Of the 56 patients with pathologically confirmed ATC during that period, records show that 20 (35%) underwent palliative care and 33 (58%) underwent definitive-intent therapy. Of these 33 patients, three enrolled in clinical trials and one underwent radiotherapy only; these four patients were not included in the analysis.
The median age of patients included in the review was 60 years; 72% of the patients were male; 2 patients (7%) were diagnosed with stage IVA disease, 20 patients (69%) with stage IVB, and 7 patients (24%) with stage IVC disease.

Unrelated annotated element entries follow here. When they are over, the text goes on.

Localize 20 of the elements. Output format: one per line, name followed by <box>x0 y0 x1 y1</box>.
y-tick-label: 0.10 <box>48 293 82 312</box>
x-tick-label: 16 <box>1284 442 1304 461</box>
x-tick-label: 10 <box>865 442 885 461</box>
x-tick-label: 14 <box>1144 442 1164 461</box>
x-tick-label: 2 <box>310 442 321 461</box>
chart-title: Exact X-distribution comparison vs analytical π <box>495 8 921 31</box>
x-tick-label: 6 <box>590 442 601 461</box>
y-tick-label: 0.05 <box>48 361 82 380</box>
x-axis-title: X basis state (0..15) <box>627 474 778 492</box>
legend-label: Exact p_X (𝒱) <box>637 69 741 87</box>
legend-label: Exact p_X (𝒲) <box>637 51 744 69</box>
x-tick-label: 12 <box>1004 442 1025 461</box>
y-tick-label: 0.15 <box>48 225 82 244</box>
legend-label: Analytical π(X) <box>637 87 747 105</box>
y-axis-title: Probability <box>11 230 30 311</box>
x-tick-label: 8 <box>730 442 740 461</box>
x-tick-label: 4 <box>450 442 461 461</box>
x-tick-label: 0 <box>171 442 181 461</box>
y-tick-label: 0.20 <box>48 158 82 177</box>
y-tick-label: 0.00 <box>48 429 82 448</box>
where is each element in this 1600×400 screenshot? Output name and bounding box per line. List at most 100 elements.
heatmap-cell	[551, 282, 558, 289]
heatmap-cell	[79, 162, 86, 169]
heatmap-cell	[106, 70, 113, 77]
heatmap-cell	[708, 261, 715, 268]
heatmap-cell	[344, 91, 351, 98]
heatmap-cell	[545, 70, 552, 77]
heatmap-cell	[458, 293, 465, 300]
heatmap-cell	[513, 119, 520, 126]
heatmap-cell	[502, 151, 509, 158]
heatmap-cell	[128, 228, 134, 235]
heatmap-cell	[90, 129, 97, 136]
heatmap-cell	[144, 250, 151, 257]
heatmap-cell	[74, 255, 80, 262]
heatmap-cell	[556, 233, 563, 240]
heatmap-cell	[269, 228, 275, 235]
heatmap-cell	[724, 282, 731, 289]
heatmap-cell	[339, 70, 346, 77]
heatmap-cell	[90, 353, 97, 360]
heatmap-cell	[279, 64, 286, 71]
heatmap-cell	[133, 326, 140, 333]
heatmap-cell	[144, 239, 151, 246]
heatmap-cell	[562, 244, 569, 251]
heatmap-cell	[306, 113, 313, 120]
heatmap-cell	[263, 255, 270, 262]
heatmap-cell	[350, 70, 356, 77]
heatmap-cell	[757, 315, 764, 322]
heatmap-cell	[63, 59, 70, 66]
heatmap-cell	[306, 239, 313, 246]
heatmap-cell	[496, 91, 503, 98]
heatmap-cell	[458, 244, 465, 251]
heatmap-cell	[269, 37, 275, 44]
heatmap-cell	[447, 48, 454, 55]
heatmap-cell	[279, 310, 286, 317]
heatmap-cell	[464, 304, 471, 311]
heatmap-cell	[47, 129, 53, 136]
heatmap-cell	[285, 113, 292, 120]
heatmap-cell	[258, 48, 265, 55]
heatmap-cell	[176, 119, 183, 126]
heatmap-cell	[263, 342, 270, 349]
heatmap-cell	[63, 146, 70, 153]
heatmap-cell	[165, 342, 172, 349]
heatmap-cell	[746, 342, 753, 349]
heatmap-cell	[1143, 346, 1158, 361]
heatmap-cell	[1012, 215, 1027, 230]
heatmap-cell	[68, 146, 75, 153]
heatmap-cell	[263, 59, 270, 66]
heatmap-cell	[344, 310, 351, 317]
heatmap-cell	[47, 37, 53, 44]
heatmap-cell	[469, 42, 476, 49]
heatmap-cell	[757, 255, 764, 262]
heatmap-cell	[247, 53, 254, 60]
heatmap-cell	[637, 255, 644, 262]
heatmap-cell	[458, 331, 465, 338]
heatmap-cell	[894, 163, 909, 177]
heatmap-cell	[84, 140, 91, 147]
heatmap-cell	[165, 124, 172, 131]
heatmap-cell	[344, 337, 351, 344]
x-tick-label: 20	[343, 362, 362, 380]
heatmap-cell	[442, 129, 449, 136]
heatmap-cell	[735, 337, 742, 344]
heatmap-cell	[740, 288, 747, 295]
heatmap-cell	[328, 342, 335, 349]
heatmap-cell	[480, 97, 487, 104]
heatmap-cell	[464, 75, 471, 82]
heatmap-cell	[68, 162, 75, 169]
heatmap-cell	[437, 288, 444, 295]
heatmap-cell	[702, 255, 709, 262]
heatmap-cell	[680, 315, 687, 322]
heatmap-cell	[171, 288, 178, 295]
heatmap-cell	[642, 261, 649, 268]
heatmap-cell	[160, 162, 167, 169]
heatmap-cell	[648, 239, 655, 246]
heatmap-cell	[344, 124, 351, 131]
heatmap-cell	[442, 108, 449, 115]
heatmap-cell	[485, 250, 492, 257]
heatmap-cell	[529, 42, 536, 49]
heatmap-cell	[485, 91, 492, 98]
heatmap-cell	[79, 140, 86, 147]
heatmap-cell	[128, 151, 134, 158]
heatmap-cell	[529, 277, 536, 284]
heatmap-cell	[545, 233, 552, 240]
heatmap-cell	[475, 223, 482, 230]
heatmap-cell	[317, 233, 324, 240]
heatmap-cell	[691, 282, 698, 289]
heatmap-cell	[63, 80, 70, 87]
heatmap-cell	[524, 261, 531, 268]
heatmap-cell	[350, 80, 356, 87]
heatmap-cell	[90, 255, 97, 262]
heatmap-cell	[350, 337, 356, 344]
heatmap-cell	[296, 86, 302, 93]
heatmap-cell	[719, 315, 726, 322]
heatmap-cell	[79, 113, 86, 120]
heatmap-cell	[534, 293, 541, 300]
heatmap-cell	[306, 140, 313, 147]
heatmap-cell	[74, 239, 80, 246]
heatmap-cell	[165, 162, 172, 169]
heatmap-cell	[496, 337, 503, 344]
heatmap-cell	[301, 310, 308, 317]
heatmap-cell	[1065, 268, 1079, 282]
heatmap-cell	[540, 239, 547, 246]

These patients received an aggressive regimen of chemotherapy and radiotherapy, and most also underwent surgery. Most (93%) of the patients underwent surgery, with 24% and 52% achieving R0 (no residual tumor) and R1 (microscopic residual tumor), respectively, Dr. Kumar reported. All patients underwent chemotherapy, with 24 (83%) receiving taxanes and 19 (66%) receiving docetaxel/doxorubicin, which is the Mayo Clinic standard of care when deemed tolerable to the patient. “All patients received definitive-intention locoregional radiation,” Dr. Kumar reported, with a median radiation dose of 66 Gy (range: 46–70 Gy) delivered in 2-Gy dose fractions, with a median of 33 dose fractions per patient.
Of the 29 patients, 24 completed the treatment regimen, 1 died, and 4 discontinued treatment due to treatment-associated toxicities, Dr. Kumar said.
“Ten patients (34%) were still alive at a median follow-up of 24.5 months [range: 6.8 months to 8.5 years],” she reported. “Median Kaplan-Meier OS was 22.4 months.”
The 1-, 3-, and 5-year OS estimates were 61%, 48%, and 43%, respectively.
Death was attributed to distant metastases in 14 patients (74%) or to both distant and locoregional disease in 2 patients (10%), she noted. “OS was not significantly different by the extent of surgery (P = .81) or age above or below 60 years (P = .36).”
At 3- and 5-years follow-up, both patients diagnosed with stage IVA disease were still alive. Eight (47%) and six patients (40%) diagnosed with stage IVB disease were still alive at 3 and 5 years, respectively. None of the seven patients diagnosed with stage IVC disease are still alive, Dr. Kumar said.
“Certainly, selection bias was there,” Dr. Kumar acknowledged, noting that only patients deemed eligible for definitive treatment were included in the study. Palliative-care patients who had been excluded from the study group had an average OS of 4.6 months vs the 22 months for study participants, Dr. Kumar noted after her presentation. “If you combine the palliative and study participants, you get an average overall survival of about 10.2 months-which is still better than the historical survival of about 5 months,” she noted.